In the fall of 2017, Latortue and a small senate commission released a 600-plus page report (with a similar length appendix) on nearly 10 years of Petrocaribe. The investigation found that over the course of multiple administrations, the program was characterized by mismanagement, waste, fraud and abuse; ghost companies that received no-bid contracts; payments for work that was never completed; and a host of other financial improprieties. The investigation directly implicated high-level government officials, including current president Moïse. Though the report was never formally approved by Parliament, it has hung over the heads of Haiti’s political class ever since.

What Comes Next?

While the current anticorruption movement is largely leaderless and brings together many organizations and individuals with different interests, one demand is clear: an independent investigation into the decade of Petrocaribe largesse.

Though initially critical of the senate report, President Moïse has since changed his rhetoric and pledged to support an investigation. The government has tasked the Superior Court of Accounts and Administrative Litigation (CSCCA) with this and the body has pledged to release its work in early 2019. However, there are reasons to be skeptical that this can lead to accountability. To begin with, the CSCCA is responsible for approving government contracts, meaning that the body now set to investigate is the one that already signed off on most of the contracts in question. Further, many question the ability of the CSCCA, or of any governmental body, to adequately and independently investigate.

Perhaps most importantly, the CSCCA has already produced a report on a limited amount of Petrocaribe spending and despite finding significant problems, nothing was ever done to follow up. In fact, it was the work of the CSCCA that originally provided the basis for the Senate to investigate Petrocaribe. By kicking the investigation back to the court, the cycle of investigation continues, while the prospect of real accountability dithers.

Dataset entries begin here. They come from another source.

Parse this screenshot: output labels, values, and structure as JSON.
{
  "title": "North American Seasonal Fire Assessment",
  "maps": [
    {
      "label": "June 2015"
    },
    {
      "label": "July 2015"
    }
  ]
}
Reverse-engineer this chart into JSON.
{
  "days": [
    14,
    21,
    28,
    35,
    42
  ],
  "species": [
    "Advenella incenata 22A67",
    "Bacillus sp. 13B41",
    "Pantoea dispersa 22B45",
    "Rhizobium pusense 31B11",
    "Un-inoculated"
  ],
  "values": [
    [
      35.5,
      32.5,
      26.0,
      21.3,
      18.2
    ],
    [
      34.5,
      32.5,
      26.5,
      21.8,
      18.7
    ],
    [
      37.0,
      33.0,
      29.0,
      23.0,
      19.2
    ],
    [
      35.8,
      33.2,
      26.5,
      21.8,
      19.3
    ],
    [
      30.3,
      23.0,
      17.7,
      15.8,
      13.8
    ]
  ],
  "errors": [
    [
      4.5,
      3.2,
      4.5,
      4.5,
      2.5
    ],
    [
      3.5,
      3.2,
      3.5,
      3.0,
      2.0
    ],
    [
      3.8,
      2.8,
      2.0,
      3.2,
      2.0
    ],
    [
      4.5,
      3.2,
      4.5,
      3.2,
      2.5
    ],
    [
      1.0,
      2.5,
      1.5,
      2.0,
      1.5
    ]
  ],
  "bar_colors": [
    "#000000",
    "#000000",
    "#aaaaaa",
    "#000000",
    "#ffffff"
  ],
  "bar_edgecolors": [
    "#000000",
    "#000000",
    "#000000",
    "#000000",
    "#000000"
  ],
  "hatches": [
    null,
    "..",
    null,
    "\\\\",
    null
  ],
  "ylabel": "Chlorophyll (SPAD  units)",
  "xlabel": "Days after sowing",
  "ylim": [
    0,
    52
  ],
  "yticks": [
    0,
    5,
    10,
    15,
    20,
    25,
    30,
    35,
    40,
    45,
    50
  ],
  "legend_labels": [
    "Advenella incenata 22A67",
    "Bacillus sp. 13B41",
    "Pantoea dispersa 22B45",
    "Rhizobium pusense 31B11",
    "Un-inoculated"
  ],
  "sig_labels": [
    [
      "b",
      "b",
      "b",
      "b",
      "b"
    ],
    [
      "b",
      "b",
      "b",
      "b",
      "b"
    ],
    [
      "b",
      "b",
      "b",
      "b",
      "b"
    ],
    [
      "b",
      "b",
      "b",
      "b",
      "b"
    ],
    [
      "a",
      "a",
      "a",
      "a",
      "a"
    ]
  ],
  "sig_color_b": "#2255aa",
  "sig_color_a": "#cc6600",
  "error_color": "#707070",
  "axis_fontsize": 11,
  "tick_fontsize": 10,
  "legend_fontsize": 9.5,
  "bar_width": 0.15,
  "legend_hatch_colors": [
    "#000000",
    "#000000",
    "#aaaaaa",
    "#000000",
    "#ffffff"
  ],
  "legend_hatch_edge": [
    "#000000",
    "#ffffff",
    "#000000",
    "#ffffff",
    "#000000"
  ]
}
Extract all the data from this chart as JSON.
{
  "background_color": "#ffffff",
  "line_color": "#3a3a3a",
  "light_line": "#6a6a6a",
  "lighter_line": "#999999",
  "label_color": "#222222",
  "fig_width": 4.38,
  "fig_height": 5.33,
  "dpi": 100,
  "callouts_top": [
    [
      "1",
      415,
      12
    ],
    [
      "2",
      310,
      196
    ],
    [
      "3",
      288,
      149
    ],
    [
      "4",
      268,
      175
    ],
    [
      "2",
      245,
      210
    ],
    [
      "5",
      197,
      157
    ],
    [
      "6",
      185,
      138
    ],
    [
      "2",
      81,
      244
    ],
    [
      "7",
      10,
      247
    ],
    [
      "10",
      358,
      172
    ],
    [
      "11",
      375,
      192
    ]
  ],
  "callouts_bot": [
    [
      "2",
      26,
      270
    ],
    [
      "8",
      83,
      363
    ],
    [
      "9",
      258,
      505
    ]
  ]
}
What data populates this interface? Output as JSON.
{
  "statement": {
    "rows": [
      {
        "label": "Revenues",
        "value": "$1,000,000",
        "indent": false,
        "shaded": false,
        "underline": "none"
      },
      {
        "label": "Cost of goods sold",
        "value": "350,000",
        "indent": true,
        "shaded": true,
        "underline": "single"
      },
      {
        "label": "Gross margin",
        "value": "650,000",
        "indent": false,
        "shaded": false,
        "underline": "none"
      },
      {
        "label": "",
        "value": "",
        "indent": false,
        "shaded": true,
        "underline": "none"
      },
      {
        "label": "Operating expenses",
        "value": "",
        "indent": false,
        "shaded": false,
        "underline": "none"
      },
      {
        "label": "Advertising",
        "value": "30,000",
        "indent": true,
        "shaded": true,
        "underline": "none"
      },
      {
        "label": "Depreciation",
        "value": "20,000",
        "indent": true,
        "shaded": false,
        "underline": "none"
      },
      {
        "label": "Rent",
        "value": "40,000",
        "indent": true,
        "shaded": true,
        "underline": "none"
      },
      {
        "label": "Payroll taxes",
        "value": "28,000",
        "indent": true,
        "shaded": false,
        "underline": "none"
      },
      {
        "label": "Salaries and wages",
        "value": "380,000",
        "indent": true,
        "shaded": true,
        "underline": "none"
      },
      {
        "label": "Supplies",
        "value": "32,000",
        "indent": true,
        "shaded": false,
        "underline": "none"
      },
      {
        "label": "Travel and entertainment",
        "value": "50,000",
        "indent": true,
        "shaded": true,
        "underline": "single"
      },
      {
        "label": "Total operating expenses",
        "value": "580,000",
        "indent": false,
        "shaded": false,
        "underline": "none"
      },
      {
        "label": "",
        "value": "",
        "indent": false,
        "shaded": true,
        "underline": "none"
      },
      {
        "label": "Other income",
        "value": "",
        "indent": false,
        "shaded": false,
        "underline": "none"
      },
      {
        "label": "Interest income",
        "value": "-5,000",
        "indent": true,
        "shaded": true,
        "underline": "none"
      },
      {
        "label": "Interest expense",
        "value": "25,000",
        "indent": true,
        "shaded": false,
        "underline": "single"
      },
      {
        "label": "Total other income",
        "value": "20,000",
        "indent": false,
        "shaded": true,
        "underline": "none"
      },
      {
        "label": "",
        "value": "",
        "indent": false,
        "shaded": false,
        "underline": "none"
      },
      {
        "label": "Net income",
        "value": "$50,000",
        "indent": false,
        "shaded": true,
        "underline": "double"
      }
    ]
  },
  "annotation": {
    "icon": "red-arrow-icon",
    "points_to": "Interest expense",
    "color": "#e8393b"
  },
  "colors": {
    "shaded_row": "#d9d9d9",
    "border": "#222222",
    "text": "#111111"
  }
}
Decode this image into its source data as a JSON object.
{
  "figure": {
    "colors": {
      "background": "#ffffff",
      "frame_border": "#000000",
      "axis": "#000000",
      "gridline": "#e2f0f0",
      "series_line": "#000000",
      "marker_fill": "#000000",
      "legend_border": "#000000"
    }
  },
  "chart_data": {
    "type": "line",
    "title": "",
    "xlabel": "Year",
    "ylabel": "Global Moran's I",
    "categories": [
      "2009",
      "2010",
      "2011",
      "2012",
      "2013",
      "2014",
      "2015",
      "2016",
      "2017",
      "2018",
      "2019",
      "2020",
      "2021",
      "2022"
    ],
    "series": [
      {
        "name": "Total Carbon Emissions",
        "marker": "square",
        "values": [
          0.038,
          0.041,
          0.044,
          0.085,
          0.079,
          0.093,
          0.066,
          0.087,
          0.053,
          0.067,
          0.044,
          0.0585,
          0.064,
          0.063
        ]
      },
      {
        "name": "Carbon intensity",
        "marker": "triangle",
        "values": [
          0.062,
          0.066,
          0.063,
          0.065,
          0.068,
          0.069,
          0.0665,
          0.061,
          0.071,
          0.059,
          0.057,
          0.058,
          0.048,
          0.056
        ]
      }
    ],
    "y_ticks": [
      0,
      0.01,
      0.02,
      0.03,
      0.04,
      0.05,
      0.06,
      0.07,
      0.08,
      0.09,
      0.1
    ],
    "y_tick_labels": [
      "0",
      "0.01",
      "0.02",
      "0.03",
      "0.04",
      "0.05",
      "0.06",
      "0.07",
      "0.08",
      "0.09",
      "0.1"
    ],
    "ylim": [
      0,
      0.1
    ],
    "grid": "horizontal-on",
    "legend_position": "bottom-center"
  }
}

The CSCCA audited government spending for the fiscal year 2014-2015 and produced a public report on its findings, though this has received scant attention. The findings, however, remain relevant. The court found the selection of projects to be financed by Petrocaribe to be procedurally lacking, as many either did not have specificity or did not appear to be sustainable. By making multiple budget amendments and reallocations of Petrocaribe resources throughout the year, the court found that it allowed the government to conceal its actions under the investment program. The government “gave itself many liberties … and poured into illegality,” the court wrote.

The system, the court concluded, was set up for failure and did not support accountability efforts. “A significant portion of public spending is indecipherable,” the audit found, adding, “There is a culture of accountability to be established … and appropriate information systems must be put in place.”

It therefore seems unlikely that a further investigation undertaken by the court will be able to adequately follow the money wherever it may lead or otherwise satisfy the demands of those taking to the streets in tomorrow’s protests. This brings us back to the importance of tomorrow’s events. Without sustained public pressure, it is clear the governing party will not provide the necessary level of transparency to ensure real accountability.